Thursday, April 06, 2006

Just When I Thought it Was Safe

Every time a soccer mom loses her keys, every time an NBA player misses a dunk, every time a beauty pageant winner trips on the runway, every time a budding executive misplaces an important memo in his cubicle, and yes, even those rare moments when a pill junkie like Rush Limbaugh says something that makes sense, the world is an imperfect place. To me, it is most imperfect when I am am spending money to fix things that I usually take for granted in this modest life I live. My recent documented wranglings with my Buick have been harrowing experiences that I have posted here on this very blog (check the Salvage Yard piece).

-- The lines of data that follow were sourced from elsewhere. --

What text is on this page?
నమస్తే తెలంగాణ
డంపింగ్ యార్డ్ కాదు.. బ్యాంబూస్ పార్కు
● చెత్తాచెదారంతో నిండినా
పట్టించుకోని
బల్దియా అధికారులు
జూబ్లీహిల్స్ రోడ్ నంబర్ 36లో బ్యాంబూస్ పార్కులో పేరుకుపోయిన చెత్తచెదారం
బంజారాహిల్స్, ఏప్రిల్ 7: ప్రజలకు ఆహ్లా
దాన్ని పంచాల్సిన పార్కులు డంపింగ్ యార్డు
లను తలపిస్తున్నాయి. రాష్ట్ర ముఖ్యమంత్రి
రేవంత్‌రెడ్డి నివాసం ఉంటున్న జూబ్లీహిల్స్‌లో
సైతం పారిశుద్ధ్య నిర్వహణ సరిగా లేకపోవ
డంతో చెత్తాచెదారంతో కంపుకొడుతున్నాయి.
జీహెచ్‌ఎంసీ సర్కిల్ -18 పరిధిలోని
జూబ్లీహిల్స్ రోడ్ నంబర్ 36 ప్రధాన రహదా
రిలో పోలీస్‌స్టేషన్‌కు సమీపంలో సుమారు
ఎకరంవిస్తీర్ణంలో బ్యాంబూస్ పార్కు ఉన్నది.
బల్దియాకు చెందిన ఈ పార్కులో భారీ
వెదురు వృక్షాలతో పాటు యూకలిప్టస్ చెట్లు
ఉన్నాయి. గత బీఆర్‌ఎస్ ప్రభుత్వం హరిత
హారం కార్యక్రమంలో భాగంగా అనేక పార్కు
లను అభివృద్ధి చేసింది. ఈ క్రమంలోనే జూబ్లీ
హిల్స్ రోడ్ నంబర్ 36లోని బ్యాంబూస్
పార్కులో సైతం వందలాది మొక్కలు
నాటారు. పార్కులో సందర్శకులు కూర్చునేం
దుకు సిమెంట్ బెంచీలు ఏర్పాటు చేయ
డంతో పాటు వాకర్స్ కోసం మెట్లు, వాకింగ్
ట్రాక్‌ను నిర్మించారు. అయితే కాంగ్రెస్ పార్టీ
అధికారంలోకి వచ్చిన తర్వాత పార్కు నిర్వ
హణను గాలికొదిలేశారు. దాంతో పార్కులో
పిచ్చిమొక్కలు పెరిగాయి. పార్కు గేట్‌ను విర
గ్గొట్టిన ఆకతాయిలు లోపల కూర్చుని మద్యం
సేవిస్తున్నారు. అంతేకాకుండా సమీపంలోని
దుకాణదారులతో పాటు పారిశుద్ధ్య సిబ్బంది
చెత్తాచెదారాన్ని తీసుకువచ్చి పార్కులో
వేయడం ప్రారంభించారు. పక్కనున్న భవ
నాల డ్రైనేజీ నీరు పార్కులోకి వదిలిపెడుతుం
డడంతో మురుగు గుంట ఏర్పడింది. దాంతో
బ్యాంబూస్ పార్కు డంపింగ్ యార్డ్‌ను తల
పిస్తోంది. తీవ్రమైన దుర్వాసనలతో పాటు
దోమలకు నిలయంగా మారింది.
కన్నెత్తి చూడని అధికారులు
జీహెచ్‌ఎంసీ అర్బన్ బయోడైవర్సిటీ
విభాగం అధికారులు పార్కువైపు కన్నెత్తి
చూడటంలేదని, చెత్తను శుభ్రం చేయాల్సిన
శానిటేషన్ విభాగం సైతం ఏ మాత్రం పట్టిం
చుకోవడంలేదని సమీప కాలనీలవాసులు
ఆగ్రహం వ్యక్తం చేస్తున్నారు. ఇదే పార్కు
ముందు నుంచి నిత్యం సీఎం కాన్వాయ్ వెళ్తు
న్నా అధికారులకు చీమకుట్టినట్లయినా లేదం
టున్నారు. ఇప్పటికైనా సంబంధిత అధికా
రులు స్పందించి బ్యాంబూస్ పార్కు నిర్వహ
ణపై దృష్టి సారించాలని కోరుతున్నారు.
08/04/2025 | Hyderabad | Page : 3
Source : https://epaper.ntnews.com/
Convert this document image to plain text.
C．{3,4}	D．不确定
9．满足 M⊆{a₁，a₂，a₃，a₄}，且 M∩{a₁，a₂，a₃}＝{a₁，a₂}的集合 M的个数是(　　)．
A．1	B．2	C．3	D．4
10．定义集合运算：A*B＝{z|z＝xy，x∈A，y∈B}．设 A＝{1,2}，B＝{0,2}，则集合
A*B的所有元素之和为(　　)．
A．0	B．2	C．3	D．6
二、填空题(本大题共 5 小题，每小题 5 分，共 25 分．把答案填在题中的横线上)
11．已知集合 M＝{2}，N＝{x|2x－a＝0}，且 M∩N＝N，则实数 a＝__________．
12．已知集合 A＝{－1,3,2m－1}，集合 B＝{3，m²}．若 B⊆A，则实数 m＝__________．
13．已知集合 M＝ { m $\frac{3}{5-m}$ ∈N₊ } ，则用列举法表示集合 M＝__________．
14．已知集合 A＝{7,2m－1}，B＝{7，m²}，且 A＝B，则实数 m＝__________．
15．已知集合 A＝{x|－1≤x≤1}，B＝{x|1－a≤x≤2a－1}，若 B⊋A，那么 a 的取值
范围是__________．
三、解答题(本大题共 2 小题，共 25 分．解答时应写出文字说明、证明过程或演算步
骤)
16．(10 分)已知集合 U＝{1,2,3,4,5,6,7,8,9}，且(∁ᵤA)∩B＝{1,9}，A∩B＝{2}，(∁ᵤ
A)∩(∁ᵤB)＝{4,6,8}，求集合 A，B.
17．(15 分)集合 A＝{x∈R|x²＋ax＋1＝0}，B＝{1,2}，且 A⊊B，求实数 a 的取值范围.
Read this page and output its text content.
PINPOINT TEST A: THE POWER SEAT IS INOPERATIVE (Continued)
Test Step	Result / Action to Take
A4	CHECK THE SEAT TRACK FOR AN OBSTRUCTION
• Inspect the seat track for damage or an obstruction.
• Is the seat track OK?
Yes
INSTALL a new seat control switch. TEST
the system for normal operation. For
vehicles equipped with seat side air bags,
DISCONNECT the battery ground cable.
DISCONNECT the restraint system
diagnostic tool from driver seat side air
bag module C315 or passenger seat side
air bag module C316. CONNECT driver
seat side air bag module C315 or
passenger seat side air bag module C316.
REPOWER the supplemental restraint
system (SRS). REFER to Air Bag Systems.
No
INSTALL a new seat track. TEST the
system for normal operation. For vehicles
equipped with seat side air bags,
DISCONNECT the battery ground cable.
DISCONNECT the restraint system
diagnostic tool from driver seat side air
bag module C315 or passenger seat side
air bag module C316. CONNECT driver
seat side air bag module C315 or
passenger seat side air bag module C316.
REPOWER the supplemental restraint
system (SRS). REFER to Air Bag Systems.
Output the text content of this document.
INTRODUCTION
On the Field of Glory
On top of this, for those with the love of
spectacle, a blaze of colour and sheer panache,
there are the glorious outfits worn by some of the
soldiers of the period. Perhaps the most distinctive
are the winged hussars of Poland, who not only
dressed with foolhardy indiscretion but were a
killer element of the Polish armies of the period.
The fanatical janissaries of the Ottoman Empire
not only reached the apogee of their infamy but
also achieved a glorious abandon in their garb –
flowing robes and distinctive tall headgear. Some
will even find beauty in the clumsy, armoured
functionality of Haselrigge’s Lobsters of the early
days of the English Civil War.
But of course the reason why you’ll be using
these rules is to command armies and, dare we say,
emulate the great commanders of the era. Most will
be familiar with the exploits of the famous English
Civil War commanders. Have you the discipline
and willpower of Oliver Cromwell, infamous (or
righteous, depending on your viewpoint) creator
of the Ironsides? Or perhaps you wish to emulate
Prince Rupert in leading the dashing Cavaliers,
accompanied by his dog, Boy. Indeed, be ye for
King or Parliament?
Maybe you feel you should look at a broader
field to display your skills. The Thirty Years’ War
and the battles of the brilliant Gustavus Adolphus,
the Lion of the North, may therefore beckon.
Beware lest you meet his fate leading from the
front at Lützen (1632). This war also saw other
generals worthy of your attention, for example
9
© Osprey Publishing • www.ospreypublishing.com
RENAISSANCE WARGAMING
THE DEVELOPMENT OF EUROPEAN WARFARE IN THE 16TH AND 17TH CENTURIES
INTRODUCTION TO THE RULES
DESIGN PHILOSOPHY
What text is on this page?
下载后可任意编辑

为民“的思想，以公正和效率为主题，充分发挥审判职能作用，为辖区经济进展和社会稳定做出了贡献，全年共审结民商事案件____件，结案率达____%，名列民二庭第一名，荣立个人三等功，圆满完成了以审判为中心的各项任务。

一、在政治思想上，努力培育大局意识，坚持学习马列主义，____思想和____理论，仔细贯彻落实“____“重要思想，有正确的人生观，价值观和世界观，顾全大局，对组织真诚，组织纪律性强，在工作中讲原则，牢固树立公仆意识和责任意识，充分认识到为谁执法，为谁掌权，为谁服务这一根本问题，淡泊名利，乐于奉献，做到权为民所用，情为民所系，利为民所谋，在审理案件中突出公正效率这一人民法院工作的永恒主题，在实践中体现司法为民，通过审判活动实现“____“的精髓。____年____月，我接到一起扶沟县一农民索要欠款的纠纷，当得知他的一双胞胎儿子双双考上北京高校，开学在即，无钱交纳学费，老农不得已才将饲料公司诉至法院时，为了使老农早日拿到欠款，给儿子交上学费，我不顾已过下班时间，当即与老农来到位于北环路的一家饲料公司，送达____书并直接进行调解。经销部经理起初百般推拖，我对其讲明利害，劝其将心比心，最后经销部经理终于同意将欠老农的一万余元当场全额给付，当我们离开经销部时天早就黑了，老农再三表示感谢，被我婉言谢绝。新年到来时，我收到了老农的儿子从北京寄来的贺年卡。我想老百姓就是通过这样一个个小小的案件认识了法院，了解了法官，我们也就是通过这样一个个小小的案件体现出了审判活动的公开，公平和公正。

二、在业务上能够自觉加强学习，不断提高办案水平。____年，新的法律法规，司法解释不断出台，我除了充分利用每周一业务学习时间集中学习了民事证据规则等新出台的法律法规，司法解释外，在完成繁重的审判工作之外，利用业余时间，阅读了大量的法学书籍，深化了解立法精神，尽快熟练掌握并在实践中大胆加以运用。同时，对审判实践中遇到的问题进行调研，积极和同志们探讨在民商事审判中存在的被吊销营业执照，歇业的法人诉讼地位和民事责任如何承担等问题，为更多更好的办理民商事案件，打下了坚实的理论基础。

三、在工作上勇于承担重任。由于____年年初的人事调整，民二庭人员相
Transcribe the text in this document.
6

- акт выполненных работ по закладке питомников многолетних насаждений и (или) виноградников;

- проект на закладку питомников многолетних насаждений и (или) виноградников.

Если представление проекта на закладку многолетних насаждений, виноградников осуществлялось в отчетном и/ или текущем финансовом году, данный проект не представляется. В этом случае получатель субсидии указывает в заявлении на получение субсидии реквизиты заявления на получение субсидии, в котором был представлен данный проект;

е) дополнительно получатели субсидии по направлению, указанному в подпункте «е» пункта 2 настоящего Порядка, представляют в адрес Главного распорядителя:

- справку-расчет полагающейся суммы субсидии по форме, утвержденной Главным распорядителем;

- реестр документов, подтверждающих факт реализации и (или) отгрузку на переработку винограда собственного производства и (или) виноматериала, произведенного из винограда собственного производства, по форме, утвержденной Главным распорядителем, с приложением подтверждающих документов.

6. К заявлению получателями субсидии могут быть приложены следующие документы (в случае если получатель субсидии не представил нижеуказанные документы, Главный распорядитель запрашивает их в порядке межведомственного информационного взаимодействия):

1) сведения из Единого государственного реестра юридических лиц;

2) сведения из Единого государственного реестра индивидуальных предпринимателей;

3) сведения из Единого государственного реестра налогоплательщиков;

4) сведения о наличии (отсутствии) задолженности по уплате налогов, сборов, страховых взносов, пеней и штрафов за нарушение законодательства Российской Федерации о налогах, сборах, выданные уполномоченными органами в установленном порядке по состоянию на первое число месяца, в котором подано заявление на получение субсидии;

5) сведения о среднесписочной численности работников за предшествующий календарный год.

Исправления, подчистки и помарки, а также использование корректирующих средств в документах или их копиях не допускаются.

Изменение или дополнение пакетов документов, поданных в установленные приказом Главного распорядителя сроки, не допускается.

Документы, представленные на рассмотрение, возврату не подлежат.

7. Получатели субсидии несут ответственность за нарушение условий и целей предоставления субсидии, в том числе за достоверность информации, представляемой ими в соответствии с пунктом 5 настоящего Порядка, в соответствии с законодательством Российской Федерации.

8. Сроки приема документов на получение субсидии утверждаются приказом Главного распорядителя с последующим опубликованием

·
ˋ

The last thing I want to do on any day is vacuum the house, or anything else for that matter. Just the act of running the thing around on the floors is a pain the ass, but the prep work can be even more brutal and sometimes proves to be the most arduous and time consuming. The prep work can also be costly if not attended to. I learned this the other day when I decided to clean the house again for the fourth time in one week. At the time, I thought I had the floors all clear and ready for a thorough vacuuming, but little did I know there was an enemy waiting for me to slip up. To my discomfort, it would prove to be an enemy which would strike when I was at my weakest and most vulnerable position, and then attack with a vengeance.



My enemy came in the form of a small black nylon sock which was lurking under the corner of our bed. I was moseying along like there was no tomorrow, when suddenly, the vacuum jerked a bit and then dug in. I stalled. Then, there was a terrible whirring sound which increased its shrill even after I had thrown the once trusty power switch on my Hoover fold-up bagless. I winced. Like a smack in the face, a mass of the worst smelling smoke poured out from under its wheels and filled the entire house with the nastiest smell of chemical burnt rubber and I don't know what else. My mind raced as I wheeled the smoking vac out into the carport, flipped it over to reveal that underside that you never actually want to see in any appliance, and removed the smoldering sock from its black spinning brush cylinder thing.

Now I was left with a dead vacuum and was looking at another expensive trip to the Home Depot or some other such establishment and was not pleased at all. My parents had come into town for a visit recently and I thought I finally had things under control with regard to having the family house set up. My dad loves to play golf when he can, so I got some cheap passes to The Crossings in Durham from my bro Jonny (aka: Jonny R n R), and we planned on 18 holes of golf and got an afternoon tee time. Then, I later planned to throw down some grilled eats at my house with the parents, and do some entertaining for the kids and basically do the family thing the right way. My wife and I were beside ourselves with happiness, thinking we had all of the bases covered, it looked like it was going to be a great visit after a decade of struggling to make these parental stays better than awkward and a lot less than horrific for all of us.

Finally the day of the visit came, and just before my parents appeared at the front door, I was beaten down once again by another unexpected event which had a dollar sign attached to it. In a carefree way, I bellied up that morning to my computer, moved the mouse and waited for the usual signs of life. I heard a loud pop, followed by a crackling sound which continued for like five seconds. My first ignorant perception was that the inside of my monitor was on fire or something. The screen just went completely black. After that very moment I knew it would never work again. I was at a loss for words at that point and I didn't even think of mentioning it to my parents.



Luckily for me, when we were on like the tenth tee, my dad asked me what the deal was with my computer monitor. I had no idea he knew what was up with it. He told me he had slapped the side of it to get it to work right and that he was going to buy me a new flat screen monitor. I couldn't believe my luck. My dad has always done what he said he'd do, and the next day he showed up with a new monitor in box. I am looking at it right now. It is awesome.

Anyway, my wife and I awoke the following morning to an empty house. The kids were at the hotel with my parents. The silence was peaceful. I wondered as I walked down the hallway what I was going to do with my first day off in a week and decided I'd start by using the restroom. Sure enough, when it came time to flush, Crack!!, the toilet handle snapped in two. Tack on another trip to Home Depot.



Buick Update: The power windows no longer work and a couple are stuck open. During the rain storm the other night, birds took refuge inside the embattled automobile, where they proceed to shit on the fine Buick interior, which also, was completely soaked in the storm.